I have a huge html code to scan. Until now i have been using preg_match_all to extract desired parts from it. The problem from the start was that it was extremely cpu time consuming. We finally decided to use some other method for extraction. I read in some articles that preg_match can be compared in performance with strpos. They claim that strpos beats regex scanner up to 20 times in efficiency. I thought i will try this method but i dont really know how to get started.

Lets say i have this html string:

<li id="ncc-nba-16451" class="che10"><a href="/en/star">23 - Star</a></li>
<li id="ncd-bbt-5674" class="che10"><a href="/en/moon">54 - Moon</a></li>
<li id="ertw-cxda-c6543" class="che10"><a href="/en/sun">34,780 - Sun</a></li>

I want to extract only number from each id and only text (letters) from content of a tags. so i do this preg_match_all scan:

'/<li.*?id=".*?([\d]+)".*?<a.*?>.*?([\w]+)<\/a>/s'

here you can see the result: LINK

Now if i would want to replace my method to strpos functionality how the approach would look like? I understand that strpos returns a index of start where match took place.
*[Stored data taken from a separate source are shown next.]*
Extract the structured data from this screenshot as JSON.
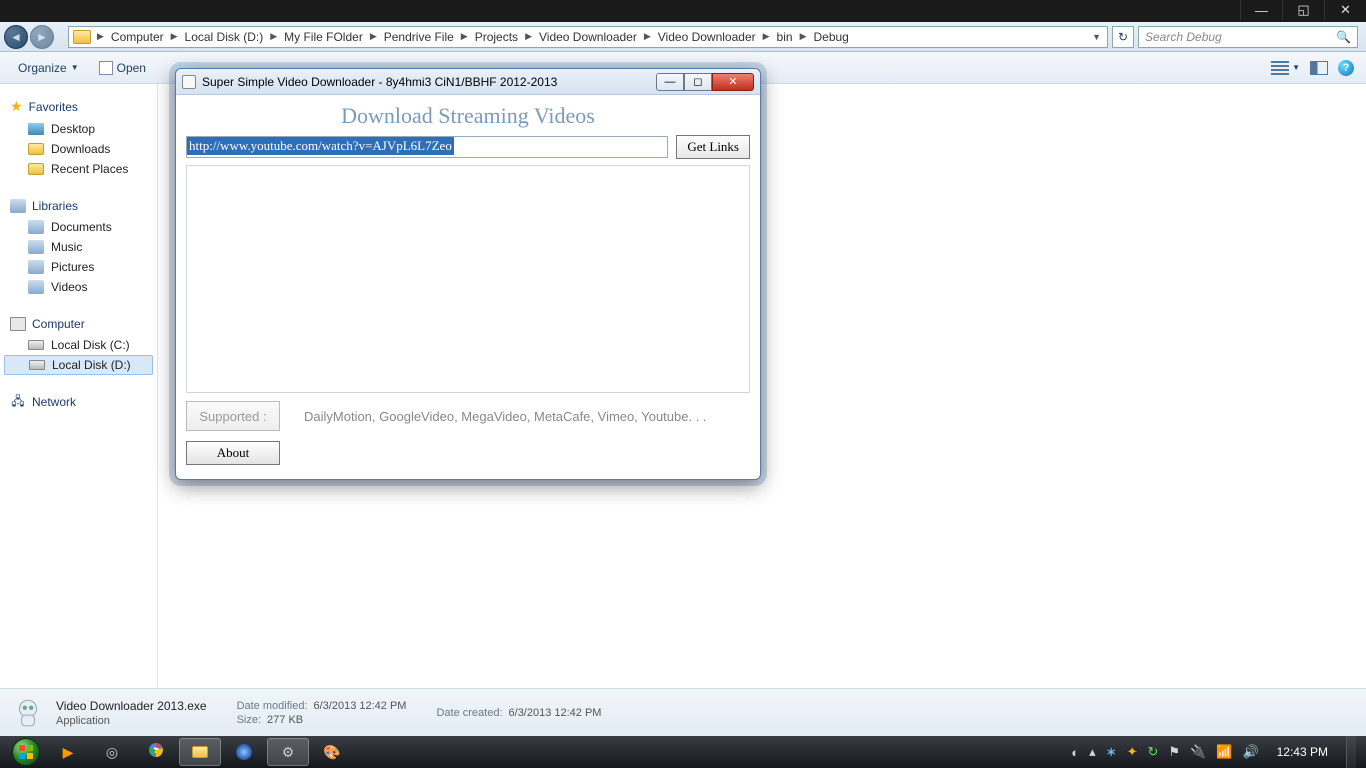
{
  "titlebar_buttons": {
    "min": "—",
    "max": "◱",
    "close": "✕"
  },
  "breadcrumb": [
    "Computer",
    "Local Disk (D:)",
    "My File FOlder",
    "Pendrive File",
    "Projects",
    "Video Downloader",
    "Video Downloader",
    "bin",
    "Debug"
  ],
  "search_placeholder": "Search Debug",
  "toolbar": {
    "organize": "Organize",
    "open": "Open"
  },
  "sidebar": {
    "favorites": {
      "label": "Favorites",
      "items": [
        "Desktop",
        "Downloads",
        "Recent Places"
      ]
    },
    "libraries": {
      "label": "Libraries",
      "items": [
        "Documents",
        "Music",
        "Pictures",
        "Videos"
      ]
    },
    "computer": {
      "label": "Computer",
      "items": [
        "Local Disk (C:)",
        "Local Disk (D:)"
      ],
      "selected": 1
    },
    "network": {
      "label": "Network"
    }
  },
  "details": {
    "filename": "Video Downloader 2013.exe",
    "apptype": "Application",
    "date_modified_label": "Date modified:",
    "date_modified": "6/3/2013 12:42 PM",
    "size_label": "Size:",
    "size": "277 KB",
    "date_created_label": "Date created:",
    "date_created": "6/3/2013 12:42 PM"
  },
  "taskbar": {
    "clock": "12:43 PM"
  },
  "app": {
    "title": "Super Simple Video Downloader - 8y4hmi3 CiN1/BBHF 2012-2013",
    "header": "Download Streaming Videos",
    "url": "http://www.youtube.com/watch?v=AJVpL6L7Zeo",
    "getlinks": "Get Links",
    "supported_label": "Supported :",
    "supported_list": "DailyMotion, GoogleVideo, MegaVideo, MetaCafe, Vimeo, Youtube. . .",
    "about": "About"
  }
}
But how can i use it to:

  • get all possible matches, not just one
  • extract numbers or text from desired place in string

Thank you for all the help and tips ;)


Solution

  • Using DOM

    $html = '
    <html>
    <head></head>
    <body>
    <li id="ncc-nba-16451" class="che10"><a href="/en/star">23 - Star</a></li>
    <li id="ncd-bbt-5674" class="che10"><a href="/en/moon">54 - Moon</a></li>
    <li id="ertw-cxda-c6543" class="che10"><a href="/en/sun">34,780 - Sun</a></li>
    </body>
    </html>';
    
    
    $dom_document = new DOMDocument();
    
    $dom_document->loadHTML($html);
    
    $rootElement = $dom_document->documentElement;
    
    $getId = $rootElement->getElementsByTagName('li');
    $res = [];
    foreach($getId as $tag)
    {
       $data = explode('-',$tag->getAttribute('id'));
       $res['li_id'][] = end($data);
    }
    $getNode = $rootElement->getElementsByTagName('a');
    foreach($getNode as $tag)
    {
       $res['a_node'][] = $tag->parentNode->textContent;
    }
    print_r($res);
    

    Output :

    Array
    (
        [li_id] => Array
            (
                [0] => 16451
                [1] => 5674
                [2] => c6543
            )
    
        [a_node] => Array
            (
                [0] => 23 - Star
                [1] => 54 - Moon
                [2] => 34,780 - Sun
            )
    
    )